The Natural History Museum #2
10 1/4″ x 12 7/8″ x 5″
Edition of 9 + 1 artist proof
A miniature Hall of Ocean Life, this artist’s book contains eight drawers, which, when pulled out of the box that houses them, reveal dioramas of eight different ocean-faring animals, each with its own booklet describing the animal and its peculiar habits and history. The animals were constructed using book board, aluminum wire, lokta paper, rice paper, and cotton embroidery floss. Some have linoleum-printed skins.

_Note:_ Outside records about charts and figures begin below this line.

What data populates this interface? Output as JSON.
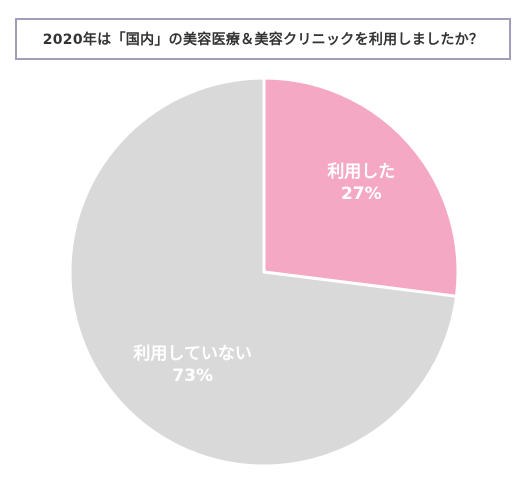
{
  "chart_data": {
    "type": "pie",
    "title": "2020年は「国内」の美容医療＆美容クリニックを利用しましたか？",
    "slices": [
      {
        "label": "利用した",
        "value": 27,
        "value_label": "27%",
        "color": "#f4a8c4"
      },
      {
        "label": "利用していない",
        "value": 73,
        "value_label": "73%",
        "color": "#d9d9d9"
      }
    ],
    "start_angle_deg": 0,
    "direction": "clockwise",
    "legend": "none"
  }
}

As a child, I spent a lot of time with my family at the American Museum of Natural History in New York City. I fell in love with that museum, and the sense of awe and wonder the great halls inspired. My love of natural history museums only grew when I lived in Boston during my twenties, and spent time in Harvard University’s Museum of Natural History. That museum could not have been more different from New York’s. Instead of the spacious, open halls of the American Museum of Natural History with their grand and beautiful dioramas, this museum was like a cabinet of curiosities – stuffed full of animals, their skins coming apart at the seams, and not much in the way of information about the animals.

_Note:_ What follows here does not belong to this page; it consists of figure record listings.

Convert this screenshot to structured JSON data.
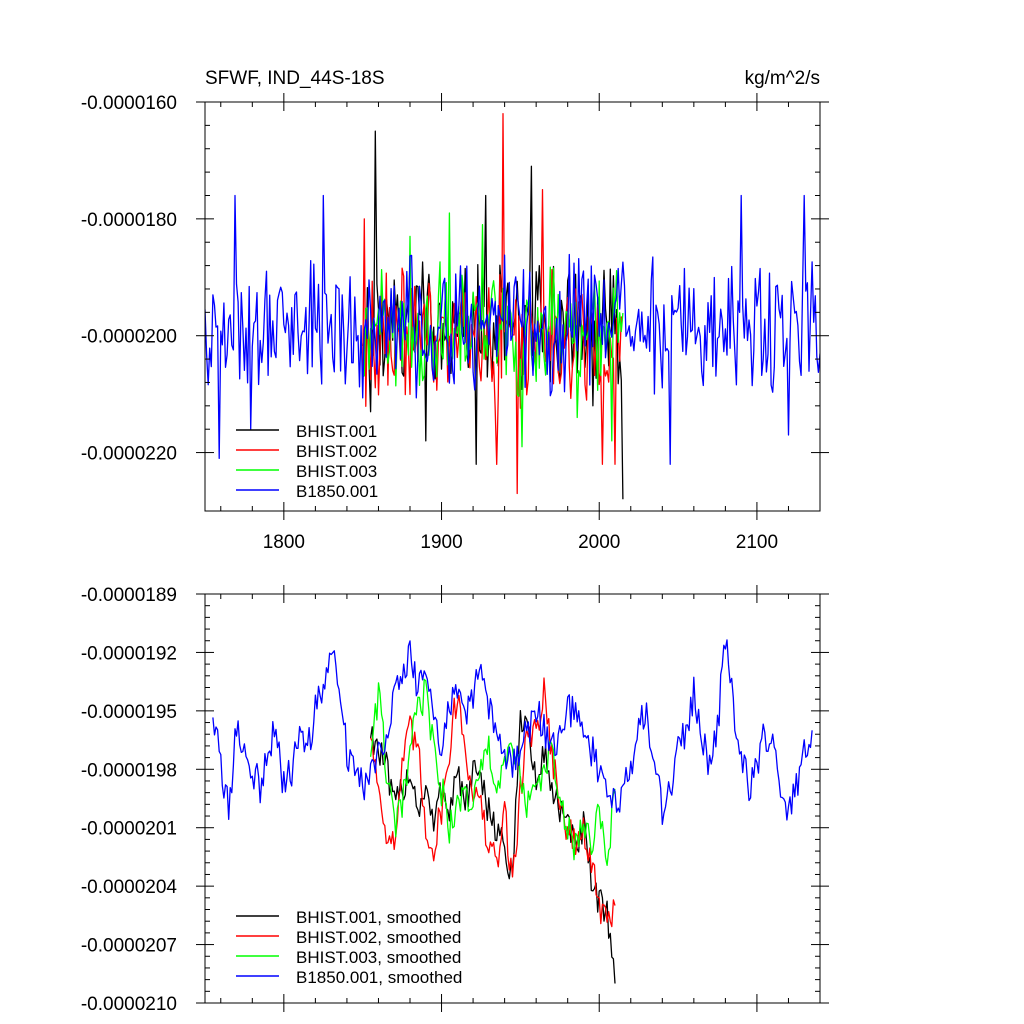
{
  "figure": {
    "title_left": "SFWF, IND_44S-18S",
    "title_right": "kg/m^2/s"
  },
  "chart_data": [
    {
      "type": "line",
      "title": "SFWF, IND_44S-18S",
      "units_label": "kg/m^2/s",
      "xlim": [
        1750,
        2140
      ],
      "ylim": [
        -2.3e-05,
        -1.6e-05
      ],
      "x_ticks": [
        1800,
        1900,
        2000,
        2100
      ],
      "x_tick_labels": [
        "1800",
        "1900",
        "2000",
        "2100"
      ],
      "y_ticks": [
        -2.2e-05,
        -2e-05,
        -1.8e-05,
        -1.6e-05
      ],
      "y_tick_labels": [
        "-0.0000220",
        "-0.0000200",
        "-0.0000180",
        "-0.0000160"
      ],
      "grid": false,
      "legend_placement": "bottom-left",
      "series": [
        {
          "name": "BHIST.001",
          "color": "#000000",
          "x_start": 1850,
          "x_end": 2015,
          "mean": -1.98e-05,
          "amp": 1e-06,
          "spikes": [
            [
              1855,
              -2.13e-05
            ],
            [
              1858,
              -1.65e-05
            ],
            [
              1890,
              -2.18e-05
            ],
            [
              1922,
              -2.22e-05
            ],
            [
              1928,
              -1.76e-05
            ],
            [
              1957,
              -1.71e-05
            ],
            [
              1996,
              -2.12e-05
            ],
            [
              2015,
              -2.28e-05
            ]
          ]
        },
        {
          "name": "BHIST.002",
          "color": "#ff0000",
          "x_start": 1850,
          "x_end": 2015,
          "mean": -2e-05,
          "amp": 1.1e-06,
          "spikes": [
            [
              1851,
              -1.8e-05
            ],
            [
              1939,
              -1.62e-05
            ],
            [
              1935,
              -2.22e-05
            ],
            [
              1948,
              -2.27e-05
            ],
            [
              1964,
              -1.75e-05
            ],
            [
              2002,
              -2.22e-05
            ],
            [
              2010,
              -2.22e-05
            ]
          ]
        },
        {
          "name": "BHIST.003",
          "color": "#00ff00",
          "x_start": 1850,
          "x_end": 2015,
          "mean": -1.99e-05,
          "amp": 1e-06,
          "spikes": [
            [
              1880,
              -1.83e-05
            ],
            [
              1905,
              -1.79e-05
            ],
            [
              1926,
              -1.81e-05
            ],
            [
              1951,
              -2.19e-05
            ],
            [
              1986,
              -2.14e-05
            ],
            [
              2008,
              -2.18e-05
            ]
          ]
        },
        {
          "name": "B1850.001",
          "color": "#0000ff",
          "x_start": 1750,
          "x_end": 2140,
          "mean": -1.98e-05,
          "amp": 1.1e-06,
          "spikes": [
            [
              1759,
              -2.21e-05
            ],
            [
              1769,
              -1.76e-05
            ],
            [
              1779,
              -2.16e-05
            ],
            [
              1825,
              -1.76e-05
            ],
            [
              2045,
              -2.22e-05
            ],
            [
              2090,
              -1.76e-05
            ],
            [
              2120,
              -2.17e-05
            ],
            [
              2130,
              -1.76e-05
            ]
          ]
        }
      ]
    },
    {
      "type": "line",
      "xlim": [
        1750,
        2140
      ],
      "ylim": [
        -2.1e-05,
        -1.89e-05
      ],
      "x_ticks": [
        1800,
        1900,
        2000,
        2100
      ],
      "y_ticks": [
        -2.1e-05,
        -2.07e-05,
        -2.04e-05,
        -2.01e-05,
        -1.98e-05,
        -1.95e-05,
        -1.92e-05,
        -1.89e-05
      ],
      "y_tick_labels": [
        "-0.0000210",
        "-0.0000207",
        "-0.0000204",
        "-0.0000201",
        "-0.0000198",
        "-0.0000195",
        "-0.0000192",
        "-0.0000189"
      ],
      "grid": false,
      "legend_placement": "bottom-left",
      "series": [
        {
          "name": "BHIST.001, smoothed",
          "color": "#000000",
          "x": [
            1855,
            1860,
            1865,
            1870,
            1875,
            1880,
            1885,
            1890,
            1895,
            1900,
            1905,
            1910,
            1915,
            1920,
            1925,
            1930,
            1935,
            1940,
            1945,
            1950,
            1955,
            1960,
            1965,
            1970,
            1975,
            1980,
            1985,
            1990,
            1995,
            2000,
            2005,
            2010
          ],
          "y": [
            -1.96e-05,
            -1.97e-05,
            -1.98e-05,
            -2e-05,
            -1.99e-05,
            -1.98e-05,
            -2e-05,
            -1.99e-05,
            -2.01e-05,
            -1.99e-05,
            -2e-05,
            -1.98e-05,
            -2e-05,
            -1.98e-05,
            -1.99e-05,
            -2e-05,
            -2.01e-05,
            -2.02e-05,
            -2.04e-05,
            -1.95e-05,
            -1.96e-05,
            -1.99e-05,
            -1.97e-05,
            -1.99e-05,
            -2e-05,
            -2.01e-05,
            -2.02e-05,
            -2.01e-05,
            -2.04e-05,
            -2.05e-05,
            -2.05e-05,
            -2.09e-05
          ]
        },
        {
          "name": "BHIST.002, smoothed",
          "color": "#ff0000",
          "x": [
            1855,
            1860,
            1865,
            1870,
            1875,
            1880,
            1885,
            1890,
            1895,
            1900,
            1905,
            1910,
            1915,
            1920,
            1925,
            1930,
            1935,
            1940,
            1945,
            1950,
            1955,
            1960,
            1965,
            1970,
            1975,
            1980,
            1985,
            1990,
            1995,
            2000,
            2005,
            2010
          ],
          "y": [
            -1.96e-05,
            -1.99e-05,
            -2.01e-05,
            -2.02e-05,
            -1.98e-05,
            -1.96e-05,
            -1.97e-05,
            -2.01e-05,
            -2.02e-05,
            -2e-05,
            -1.97e-05,
            -1.94e-05,
            -1.97e-05,
            -1.99e-05,
            -2e-05,
            -2.02e-05,
            -2.03e-05,
            -2e-05,
            -2.04e-05,
            -1.99e-05,
            -1.96e-05,
            -1.96e-05,
            -1.94e-05,
            -1.97e-05,
            -2e-05,
            -2.01e-05,
            -2.02e-05,
            -2.01e-05,
            -2.03e-05,
            -2.05e-05,
            -2.06e-05,
            -2.05e-05
          ]
        },
        {
          "name": "BHIST.003, smoothed",
          "color": "#00ff00",
          "x": [
            1855,
            1860,
            1865,
            1870,
            1875,
            1880,
            1885,
            1890,
            1895,
            1900,
            1905,
            1910,
            1915,
            1920,
            1925,
            1930,
            1935,
            1940,
            1945,
            1950,
            1955,
            1960,
            1965,
            1970,
            1975,
            1980,
            1985,
            1990,
            1995,
            2000,
            2005,
            2010
          ],
          "y": [
            -1.97e-05,
            -1.94e-05,
            -1.98e-05,
            -2.01e-05,
            -2e-05,
            -1.97e-05,
            -1.95e-05,
            -1.94e-05,
            -1.97e-05,
            -1.99e-05,
            -2.01e-05,
            -2e-05,
            -1.99e-05,
            -2e-05,
            -1.98e-05,
            -1.97e-05,
            -1.99e-05,
            -1.98e-05,
            -1.97e-05,
            -1.98e-05,
            -2e-05,
            -1.99e-05,
            -1.98e-05,
            -1.97e-05,
            -2e-05,
            -2.01e-05,
            -2.02e-05,
            -2.01e-05,
            -2.02e-05,
            -2e-05,
            -2.03e-05,
            -1.99e-05
          ]
        },
        {
          "name": "B1850.001, smoothed",
          "color": "#0000ff",
          "x": [
            1755,
            1760,
            1765,
            1770,
            1775,
            1780,
            1785,
            1790,
            1795,
            1800,
            1805,
            1810,
            1815,
            1820,
            1825,
            1830,
            1835,
            1840,
            1845,
            1850,
            1855,
            1860,
            1865,
            1870,
            1875,
            1880,
            1885,
            1890,
            1895,
            1900,
            1905,
            1910,
            1915,
            1920,
            1925,
            1930,
            1935,
            1940,
            1945,
            1950,
            1955,
            1960,
            1965,
            1970,
            1975,
            1980,
            1985,
            1990,
            1995,
            2000,
            2005,
            2010,
            2015,
            2020,
            2025,
            2030,
            2035,
            2040,
            2045,
            2050,
            2055,
            2060,
            2065,
            2070,
            2075,
            2080,
            2085,
            2090,
            2095,
            2100,
            2105,
            2110,
            2115,
            2120,
            2125,
            2130,
            2135
          ],
          "y": [
            -1.95e-05,
            -1.98e-05,
            -2e-05,
            -1.96e-05,
            -1.97e-05,
            -1.98e-05,
            -1.99e-05,
            -1.97e-05,
            -1.96e-05,
            -1.99e-05,
            -1.98e-05,
            -1.96e-05,
            -1.97e-05,
            -1.95e-05,
            -1.94e-05,
            -1.92e-05,
            -1.93e-05,
            -1.97e-05,
            -1.98e-05,
            -1.99e-05,
            -1.98e-05,
            -1.97e-05,
            -1.96e-05,
            -1.94e-05,
            -1.93e-05,
            -1.92e-05,
            -1.94e-05,
            -1.93e-05,
            -1.95e-05,
            -1.97e-05,
            -1.95e-05,
            -1.94e-05,
            -1.95e-05,
            -1.94e-05,
            -1.93e-05,
            -1.95e-05,
            -1.96e-05,
            -1.97e-05,
            -1.98e-05,
            -1.97e-05,
            -1.96e-05,
            -1.95e-05,
            -1.96e-05,
            -1.97e-05,
            -1.96e-05,
            -1.95e-05,
            -1.95e-05,
            -1.96e-05,
            -1.97e-05,
            -1.98e-05,
            -1.99e-05,
            -2e-05,
            -1.99e-05,
            -1.98e-05,
            -1.96e-05,
            -1.95e-05,
            -1.98e-05,
            -2e-05,
            -1.99e-05,
            -1.97e-05,
            -1.96e-05,
            -1.94e-05,
            -1.96e-05,
            -1.98e-05,
            -1.96e-05,
            -1.91e-05,
            -1.95e-05,
            -1.97e-05,
            -1.99e-05,
            -1.98e-05,
            -1.96e-05,
            -1.97e-05,
            -1.99e-05,
            -2e-05,
            -1.99e-05,
            -1.97e-05,
            -1.96e-05
          ]
        }
      ]
    }
  ]
}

I love both of these museums and they have inspired this miniature museum hall. Other sources of inspiration include the documentaries of Werner Herzog and those narrated by David Attenborough; John Lurie’s TV series “Fishing with John”; scientific writing about animals from days of yore; wunderkammer of the 17th-18th centuries; and signage seen while traveling through Iceland.
The book stays closed with a bone clasp:
When opened, the drawers are revealed. The colors correspond to the depths that the animals can be found (i.e. the animals in the lightest blue drawers are found in the shallowest water, and the animals in the black drawers at the bottom are found in the deepest darkest waters):
Pull the little linen tab at the bottom of each drawer, and the drawer will slide out:
The nudibranch diorama is revealed:
A little booklet can be pulled out of the slipcase built into the drawer:
Covered in brown lokta paper and lined with shimmery gold, reminiscent (in miniature form) of the grandeur of the American Museum of Natural History, the booklet has a snappy alliterated title for each animal.
The ocean sunfish:
The booklets contain elements of mystery, history, and humor, such as this reference to a certain video on YouTube made by Boston fishermen who came upon an ocean sunfish:
The narwhal, whale shark, and giant manta ray:
The radiolarian diorama, whose booklet features the beautiful illustrations of Ernst Haeckel:
And finally, in the darkest depths we find the dumbo octopus and the deep-sea anglerfish:
This artist’s book is meant to be opened and explored. I hope it will put a smile on the viewer’s face, make them curious about the natural world, and perhaps make them reminisce about spending time in natural history museums as a kid, and the sense of wonder and joy those experiences inspired.